JIT may require more administrative effort. As an example, JIT needs a Qualified Person (QP) to review every label as it goes out, and that would be laborious to do one at a time, the label management expert says. One answer may be automation, where the QP can get an image of the label and approve it electronically, or the task can be outsourced to companies that provide QP, he adds.
Zooming out, JIT relies on a tightly controlled network of drug product and substance supply, packaging and labelling, product release, distribution, and storage. All this needs careful orchestration to be successful, Schroeder of PCI Pharma says. And if any link in the chain is compromised, delivery to the patient could potentially be disrupted, he adds. Schroeder notes his company aggressively fosters a culture of proactive communication and risk mitigation strategies, but also leverages available technologies.
Flexibility critical with current events
Current events further underscore the reality that there is a finite amount of available drug product. The Covid-19 pandemic exaggerated raw material shortages and supply chain issues. Ukraine and Russia were clinical trial hotspots until recently but, with recent events, sponsors may re-evaluate their clinical strategy and decide the drugs supplied to those countries would be better repurposed, Schroeder adds.
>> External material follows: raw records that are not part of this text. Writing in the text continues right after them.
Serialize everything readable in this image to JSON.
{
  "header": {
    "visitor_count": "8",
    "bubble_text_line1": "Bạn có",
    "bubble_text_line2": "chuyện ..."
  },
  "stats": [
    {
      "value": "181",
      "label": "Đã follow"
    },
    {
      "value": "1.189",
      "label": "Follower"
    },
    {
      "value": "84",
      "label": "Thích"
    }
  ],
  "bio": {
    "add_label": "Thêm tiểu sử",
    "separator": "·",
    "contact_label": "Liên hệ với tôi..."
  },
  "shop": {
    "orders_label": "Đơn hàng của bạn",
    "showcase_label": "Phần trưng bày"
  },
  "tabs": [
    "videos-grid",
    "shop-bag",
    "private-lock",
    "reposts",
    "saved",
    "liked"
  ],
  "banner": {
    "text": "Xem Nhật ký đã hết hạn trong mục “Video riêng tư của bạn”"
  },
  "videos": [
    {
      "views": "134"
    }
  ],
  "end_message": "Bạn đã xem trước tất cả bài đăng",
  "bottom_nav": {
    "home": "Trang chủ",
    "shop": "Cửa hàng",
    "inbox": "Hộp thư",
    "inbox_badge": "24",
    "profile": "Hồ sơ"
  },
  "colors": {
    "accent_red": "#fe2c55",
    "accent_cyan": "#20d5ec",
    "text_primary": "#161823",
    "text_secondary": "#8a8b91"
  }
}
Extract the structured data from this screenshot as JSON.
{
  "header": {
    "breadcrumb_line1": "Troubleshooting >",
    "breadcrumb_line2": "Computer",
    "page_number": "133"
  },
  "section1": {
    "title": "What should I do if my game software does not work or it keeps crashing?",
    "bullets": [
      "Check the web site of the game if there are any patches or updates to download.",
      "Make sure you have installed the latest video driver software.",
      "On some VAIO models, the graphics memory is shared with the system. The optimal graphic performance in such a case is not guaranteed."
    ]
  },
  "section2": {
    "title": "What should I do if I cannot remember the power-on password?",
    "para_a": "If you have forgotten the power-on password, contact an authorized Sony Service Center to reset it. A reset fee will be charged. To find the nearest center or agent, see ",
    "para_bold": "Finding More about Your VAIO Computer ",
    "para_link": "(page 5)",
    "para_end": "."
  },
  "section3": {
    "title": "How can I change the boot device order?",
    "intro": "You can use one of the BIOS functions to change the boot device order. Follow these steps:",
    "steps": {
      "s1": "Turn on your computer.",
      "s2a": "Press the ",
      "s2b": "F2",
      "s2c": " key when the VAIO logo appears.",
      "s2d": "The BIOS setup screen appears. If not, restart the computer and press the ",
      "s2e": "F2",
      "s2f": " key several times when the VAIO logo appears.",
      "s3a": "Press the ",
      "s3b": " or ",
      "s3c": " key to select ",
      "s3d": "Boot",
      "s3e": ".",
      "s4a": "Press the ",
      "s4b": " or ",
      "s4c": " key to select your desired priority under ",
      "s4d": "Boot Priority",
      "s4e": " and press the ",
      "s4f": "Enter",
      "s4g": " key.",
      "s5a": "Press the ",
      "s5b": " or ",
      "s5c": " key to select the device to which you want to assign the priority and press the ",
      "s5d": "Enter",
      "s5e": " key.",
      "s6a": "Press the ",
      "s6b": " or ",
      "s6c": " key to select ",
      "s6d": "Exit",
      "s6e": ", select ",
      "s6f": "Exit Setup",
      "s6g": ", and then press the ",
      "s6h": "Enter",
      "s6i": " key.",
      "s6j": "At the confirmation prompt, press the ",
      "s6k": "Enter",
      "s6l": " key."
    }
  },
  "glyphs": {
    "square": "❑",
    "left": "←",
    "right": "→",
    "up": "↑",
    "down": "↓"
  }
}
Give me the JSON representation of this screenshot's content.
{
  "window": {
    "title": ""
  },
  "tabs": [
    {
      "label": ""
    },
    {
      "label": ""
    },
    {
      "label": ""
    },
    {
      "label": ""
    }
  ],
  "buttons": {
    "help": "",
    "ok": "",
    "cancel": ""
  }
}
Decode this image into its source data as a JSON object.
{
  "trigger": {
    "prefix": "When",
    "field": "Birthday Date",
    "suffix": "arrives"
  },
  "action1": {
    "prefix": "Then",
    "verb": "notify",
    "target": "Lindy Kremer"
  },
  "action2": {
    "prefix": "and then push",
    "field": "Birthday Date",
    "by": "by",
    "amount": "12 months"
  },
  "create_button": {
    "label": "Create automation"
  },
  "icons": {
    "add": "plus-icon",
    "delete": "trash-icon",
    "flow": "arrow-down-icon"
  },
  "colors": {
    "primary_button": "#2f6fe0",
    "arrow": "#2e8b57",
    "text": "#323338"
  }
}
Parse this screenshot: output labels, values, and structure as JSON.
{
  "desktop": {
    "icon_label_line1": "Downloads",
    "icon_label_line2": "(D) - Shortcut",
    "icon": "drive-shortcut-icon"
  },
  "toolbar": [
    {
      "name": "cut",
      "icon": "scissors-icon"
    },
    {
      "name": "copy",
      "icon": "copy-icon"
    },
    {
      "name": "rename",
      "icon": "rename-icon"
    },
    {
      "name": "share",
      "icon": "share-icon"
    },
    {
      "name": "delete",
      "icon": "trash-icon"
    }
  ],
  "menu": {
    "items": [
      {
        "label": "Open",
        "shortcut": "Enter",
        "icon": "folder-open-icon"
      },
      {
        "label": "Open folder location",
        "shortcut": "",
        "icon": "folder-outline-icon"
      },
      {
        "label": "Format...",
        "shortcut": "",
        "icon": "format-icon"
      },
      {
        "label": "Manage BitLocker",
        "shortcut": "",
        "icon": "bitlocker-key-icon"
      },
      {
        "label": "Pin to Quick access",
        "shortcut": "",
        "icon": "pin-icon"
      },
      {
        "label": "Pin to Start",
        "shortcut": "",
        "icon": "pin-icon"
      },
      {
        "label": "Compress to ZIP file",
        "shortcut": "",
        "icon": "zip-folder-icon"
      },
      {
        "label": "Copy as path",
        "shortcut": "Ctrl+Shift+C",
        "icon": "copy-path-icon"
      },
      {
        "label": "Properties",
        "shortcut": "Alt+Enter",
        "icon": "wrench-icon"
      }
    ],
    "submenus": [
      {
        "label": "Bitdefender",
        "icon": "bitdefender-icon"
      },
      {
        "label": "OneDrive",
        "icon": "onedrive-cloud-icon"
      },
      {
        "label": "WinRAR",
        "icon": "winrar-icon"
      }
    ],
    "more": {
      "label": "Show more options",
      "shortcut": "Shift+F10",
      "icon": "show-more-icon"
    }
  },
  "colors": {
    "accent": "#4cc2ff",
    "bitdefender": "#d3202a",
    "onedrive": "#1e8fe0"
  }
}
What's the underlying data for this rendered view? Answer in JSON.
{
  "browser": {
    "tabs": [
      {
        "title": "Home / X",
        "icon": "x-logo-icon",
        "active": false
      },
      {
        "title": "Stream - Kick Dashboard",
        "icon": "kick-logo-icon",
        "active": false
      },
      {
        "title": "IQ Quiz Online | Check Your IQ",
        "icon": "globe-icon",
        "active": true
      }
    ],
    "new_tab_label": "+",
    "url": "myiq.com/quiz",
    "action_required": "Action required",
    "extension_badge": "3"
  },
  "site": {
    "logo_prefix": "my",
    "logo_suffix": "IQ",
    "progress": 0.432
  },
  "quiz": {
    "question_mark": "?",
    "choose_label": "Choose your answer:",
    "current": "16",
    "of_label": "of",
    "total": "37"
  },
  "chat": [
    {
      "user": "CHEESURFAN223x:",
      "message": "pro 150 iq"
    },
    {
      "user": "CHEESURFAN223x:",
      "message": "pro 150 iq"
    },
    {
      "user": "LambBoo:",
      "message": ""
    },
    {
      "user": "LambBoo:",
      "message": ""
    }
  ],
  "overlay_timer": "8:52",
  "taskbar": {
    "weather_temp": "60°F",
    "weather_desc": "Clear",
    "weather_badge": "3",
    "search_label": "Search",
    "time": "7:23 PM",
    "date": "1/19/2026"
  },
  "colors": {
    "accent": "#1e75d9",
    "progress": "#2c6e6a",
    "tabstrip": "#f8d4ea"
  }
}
Still, compassionate and ethical reasons are added factors for deciding.
Supply chain challenges argue for innovation. “You need to explore what options you have and not just assume you can’t do it. It is not unprecedented, and you can learn from others’ experience,” Mooney says.
McNeill adds, “The types of clinical trials brought to us are evolving—innovation doesn’t stand still. JIT may be able to provide a solution to future challenges that are yet to appear.”